Cel Widzewa jest jasny od samego początku. Prezesi klubu powtórzyli to chyba setki razy – drużyna ma się utrzymać. Teraz, po 21. kolejkach, jest tego bardzo bliska. Ma 35 punktów. Według obliczeń prezesa Mateusza Dróżdża, aby się utrzymać, trzeba zdobyć jeszcze jeden punkt. Podzielił się tym w piątkowy wieczór na Twitterze.
O celach na cały sezon nie chce mówił Janusz Niedźwiedź. Trener Widzewa też od dawna powtarza, że dla niego i piłkarzy ważny jest każdy kolejny mecz i wygrana w nim. Powtórzył to całkiem niedawno, bo po pierwszym meczu rundy wiosennej z Pogonią Szczecin. Wtedy pytany był o cel, jaki ma jego zespół. – Gramy o to, aby wygrywać mecze. Jak wypełnimy pierwszy cel, który został postawiony przed sezonem, to proszę mi wierzyć, znacie nas, ten zespół się nie zatrzyma i będzie grał o to, żeby na końcu po ostatnim meczu kibice byli dumni z naszej postawy – zadeklarował.

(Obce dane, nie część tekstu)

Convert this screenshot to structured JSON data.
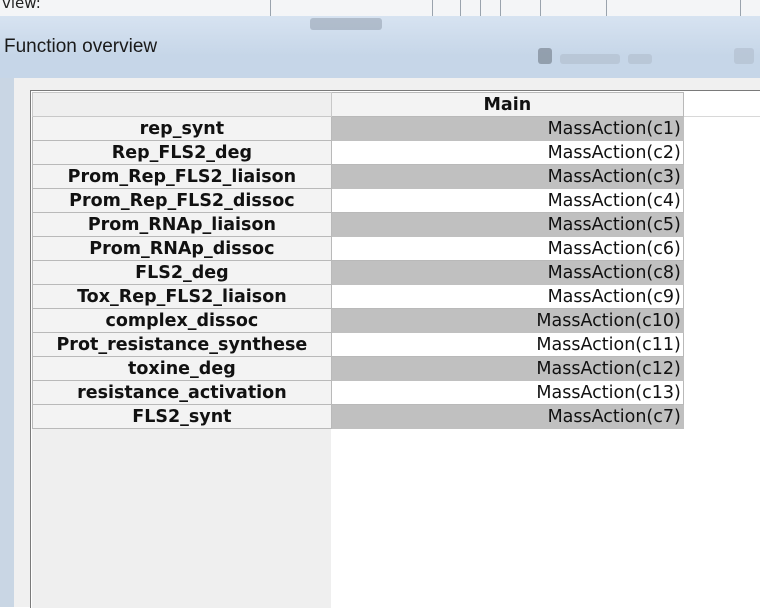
{
  "background_window": {
    "partial_label": "view:"
  },
  "dialog": {
    "title": "Function overview"
  },
  "grid": {
    "column_header": "Main",
    "rows": [
      {
        "name": "rep_synt",
        "function": "MassAction(c1)"
      },
      {
        "name": "Rep_FLS2_deg",
        "function": "MassAction(c2)"
      },
      {
        "name": "Prom_Rep_FLS2_liaison",
        "function": "MassAction(c3)"
      },
      {
        "name": "Prom_Rep_FLS2_dissoc",
        "function": "MassAction(c4)"
      },
      {
        "name": "Prom_RNAp_liaison",
        "function": "MassAction(c5)"
      },
      {
        "name": "Prom_RNAp_dissoc",
        "function": "MassAction(c6)"
      },
      {
        "name": "FLS2_deg",
        "function": "MassAction(c8)"
      },
      {
        "name": "Tox_Rep_FLS2_liaison",
        "function": "MassAction(c9)"
      },
      {
        "name": "complex_dissoc",
        "function": "MassAction(c10)"
      },
      {
        "name": "Prot_resistance_synthese",
        "function": "MassAction(c11)"
      },
      {
        "name": "toxine_deg",
        "function": "MassAction(c12)"
      },
      {
        "name": "resistance_activation",
        "function": "MassAction(c13)"
      },
      {
        "name": "FLS2_synt",
        "function": "MassAction(c7)"
      }
    ]
  },
  "colors": {
    "shaded_cell": "#c0c0c0",
    "title_bar": "#c6d6e8"
  }
}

Teraz, po zwycięstwie ze Śląskiem Wrocław, temat wrócił. – Ja nie będę mówił, ile punktów jeszcze nam brakuje – stwierdził. – Było coś założone przed sezonem i jeszcze nie zostało to osiągnięte. Powtarzam, że naszym celem jest zwyciężanie, chcemy wygrywać i nie będziemy się na nic oglądać. Nie skupiamy się na tym, co było, na tabeli, bo to do niczego nie prowadzi. Naszym celem jest punktowanie i dzisiaj wywalczyliśmy 3 punkty. z czego się bardzo cieszymy.
Według prezesa Widzewa do utrzymania potrzeba zatem 36 punktów. Jak było w poprzednich sezonach? W ostatnim 15. miejsce zajął Śląsk, który zgromadził 35 punktów. W rozgrywkach 2020/2021 spadał tylko jeden zespół. Przedostatnia drużyna zgromadziła 29 punktów.
W sezonie 2019/2020, by się utrzymać trzeba było zdobyć co najmniej 41 punktów.